My maths is incredibly rusty, but you may find the Newton Raphson method gives you good results. In general it converges very quickly on an accurate solution, assuming the iteration begins "sufficiently near" the desired root.
Your last picture shows only three points, which only suffice to define a quadratic polynomial, not cubic. For cubic interpolation, you'll need four points. A cubic polynomial can be fitted in different ways; here are two.
The most straightforward way is to simply let the (unique) polynomial pass through all four points.
Another way is to use tangents. Again, we need four points. Let the left two points define a slope. Have the polynomial pass through the second point (in general, it doesn't pass through the first point), and match the computed slope in that point. And same on the right side for the fourth and third point.
By the way, any higher-order polynomial is probably a bad idea, because they tend to become very unstable in the presence of even a little bit of input noise.
If you give some more details about your problem domain, I might be able to give a more specific answer.
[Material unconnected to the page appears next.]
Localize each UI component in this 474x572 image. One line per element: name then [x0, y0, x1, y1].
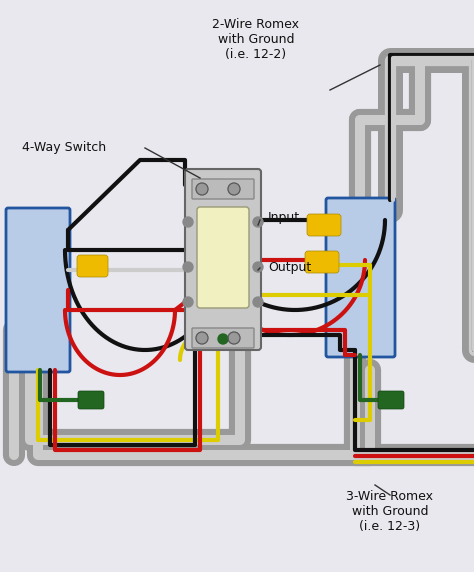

For example, where do your data points come from, what kind of curve can you generally expect, and can you go back and sample more if required? I can provide equations and pseudo-code too, if needed.
Update: silly me left a sentence referring to two ways without typing them out. Typed them out now.
The magic word is "root solver"; a mathematical root is the value where the function equals zero. By adding/subtracting the threshold, you can use root finders.
If you have a clue what function you are interpolating you can set up a very fast root finder. If you don't have a clue as suggested by your post ("undefined"), the best method is "Brent's method", a combination of "secant method" and "bisection", or the "secant method" alone. Wikipedia has an entry for this method.
Contrary to your opinion it is not a good idea to use more complicated functions. The main performance hurdle are function evaluations which increase with more points/getting the derivative or more complex interpolation functions.
The Newton-Raphson method is VERY BAD if you are near a maximum/minimum/inflection point because the near zero derivative sends you far away from the point and there are some other problems with it. Do not use it until you know what you are doing.